One study shows the high prevalence of antibiotic-resistant Salmonella in ground meats, the second suggests that a drug (Virginiamycin) used only in animals has compromised the effectiveness of a human drug (Synercid), and the third demonstrates that antibiotic-resistant bacteria can persist for at least two weeks in the human gut.

Based on these three studies in the same issue, members of Keep Antibiotics Working, a coalition of health, consumer, and environmental groups, had the following comments:

"These studies and editorial provide one clear message: antibiotic resistance is becoming a serious public health problem in America, and the routine feeding of antibiotics to healthy farm animals is an important cause of the problem," said Tamar Barlam, M.D., an infectious disease specialist and Director of the Project on Antibiotic Resistance for the Center for Science in the Public Interest.

"Animal production facilities can implement relatively simple practices that reduce the need for antibiotics-simple steps such as keeping the animals in a cleaner environment, limiting their exposure to other animals, and raising them in less crowded conditions," said David Wallinga, M.D., Director of the Antibiotic Resistance Project for the Institute for Agriculture and Trade Policy.
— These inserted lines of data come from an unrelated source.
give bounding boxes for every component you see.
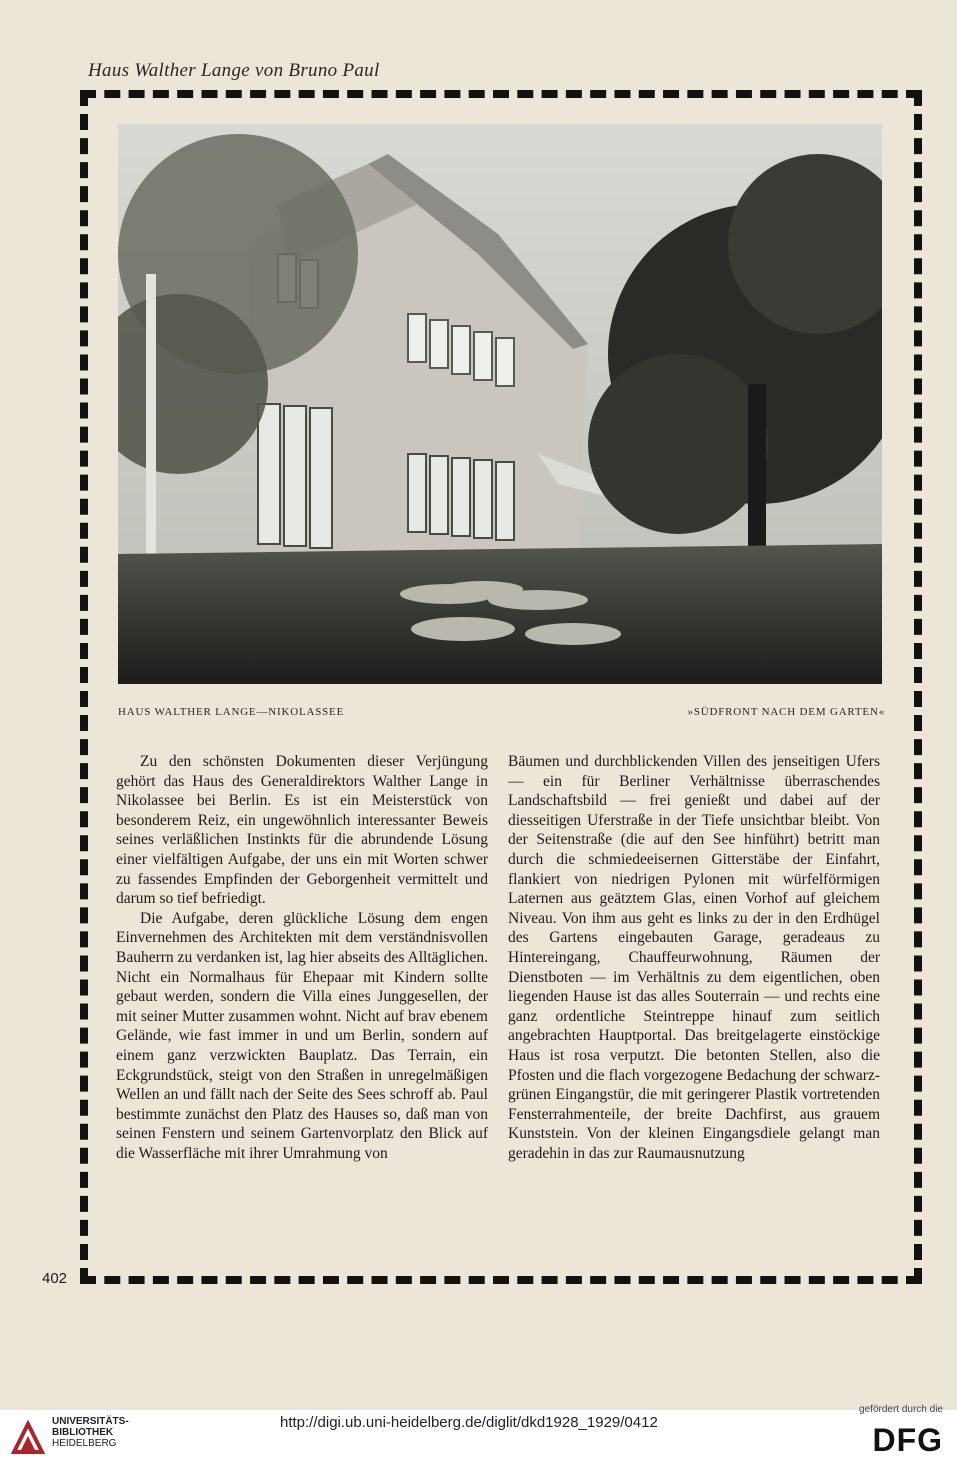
photo-illustration <box>118 124 882 684</box>
funding-label: gefördert durch die <box>859 1404 943 1415</box>
university-library-logo-icon <box>10 1420 46 1456</box>
source-url-link[interactable]: http://digi.ub.uni-heidelberg.de/diglit/dkd1928_1929/0412 <box>280 1414 658 1431</box>
house-photograph <box>118 124 882 684</box>
library-name-line: HEIDELBERG <box>52 1438 117 1449</box>
photo-caption-right: »SÜDFRONT NACH DEM GARTEN« <box>687 706 885 718</box>
paragraph: Zu den schönsten Dokumenten dieser Verjüngung gehört das Haus des Generaldirektors Walther Lange in Nikolassee bei Berlin. Es ist ein Meisterstück von besonderem Reiz, ein ungewöhnlich interessanter Beweis seines verläßlichen Instinkts für die abrundende Lösung einer vielfältigen Aufgabe, der uns ein mit Worten schwer zu fassendes Empfinden der Geborgenheit vermittelt und darum so tief befriedigt. <box>116 753 488 908</box>
text-column-left <box>116 752 488 1163</box>
library-name-line: UNIVERSITÄTS- <box>52 1416 129 1427</box>
library-name-line: BIBLIOTHEK <box>52 1427 114 1438</box>
running-header-title: Haus Walther Lange von Bruno Paul <box>88 60 380 81</box>
text-column-right <box>508 752 880 1163</box>
library-name <box>52 1416 129 1449</box>
photo-caption-left: HAUS WALTHER LANGE—NIKOLASSEE <box>118 706 345 718</box>
paragraph: Bäumen und durchblickenden Villen des jenseitigen Ufers — ein für Berliner Verhältnisse überraschendes Landschaftsbild — frei genießt und dabei auf der diesseitigen Uferstraße in der Tiefe unsichtbar bleibt. Von der Seitenstraße (die auf den See hinführt) betritt man durch die schmiedeeisernen Gitterstäbe der Einfahrt, flankiert von niedrigen Pylonen mit würfelförmigen Laternen aus geätztem Glas, einen Vorhof auf gleichem Niveau. Von ihm aus geht es links zu der in den Erdhügel des Gartens eingebauten Garage, geradeaus zu Hintereingang, Chauffeurwohnung, Räumen der Dienstboten — im Verhältnis zu dem eigentlichen, oben liegenden Hause ist das alles Souterrain — und rechts eine ganz ordentliche Steintreppe hinauf zum seitlich angebrachten Hauptportal. Das breitgelagerte einstöckige Haus ist rosa verputzt. Die betonten Stellen, also die Pfosten und die flach vorgezogene Bedachung der schwarz-grünen Eingangstür, die mit geringerer Plastik vortretenden Fensterrahmenteile, der breite Dachfirst, aus grauem Kunststein. Von der kleinen Eingangsdiele gelangt man geradehin in das zur Raumausnutzung <box>508 753 880 1162</box>
paragraph: Die Aufgabe, deren glückliche Lösung dem engen Einvernehmen des Architekten mit dem verständnisvollen Bauherrn zu verdanken ist, lag hier abseits des Alltäglichen. Nicht ein Normalhaus für Ehepaar mit Kindern sollte gebaut werden, sondern die Villa eines Junggesellen, der mit seiner Mutter zusammen wohnt. Nicht auf brav ebenem Gelände, wie fast immer in und um Berlin, sondern auf einem ganz verzwickten Bauplatz. Das Terrain, ein Eckgrundstück, steigt von den Straßen in unregelmäßigen Wellen an und fällt nach der Seite des Sees schroff ab. Paul bestimmte zunächst den Platz des Hauses so, daß man von seinen Fenstern und seinem Gartenvorplatz den Blick auf die Wasserfläche mit ihrer Umrahmung von <box>116 909 488 1162</box>
page-number: 402 <box>42 1270 68 1287</box>
dfg-logo: DFG <box>872 1422 943 1458</box>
"In fact, many European countries have outlawed the use in farm animals of antibiotics important to human medicine," said Margaret Mellon, Ph.D., JD, Food and Environment Program Director for the Union of Concerned Scientists A study done earlier this year by UCS estimated that 70% of the antimicrobials (including antibiotics) used in the U.S. were used for non-therapeutic purposes in healthy animals.

"These studies provide more strong evidence that feeding antibiotics to livestock undermines their value for people. Congress should ban inappropriate agricultural uses of antibiotics as soon as possible," concluded Dr. Wallinga.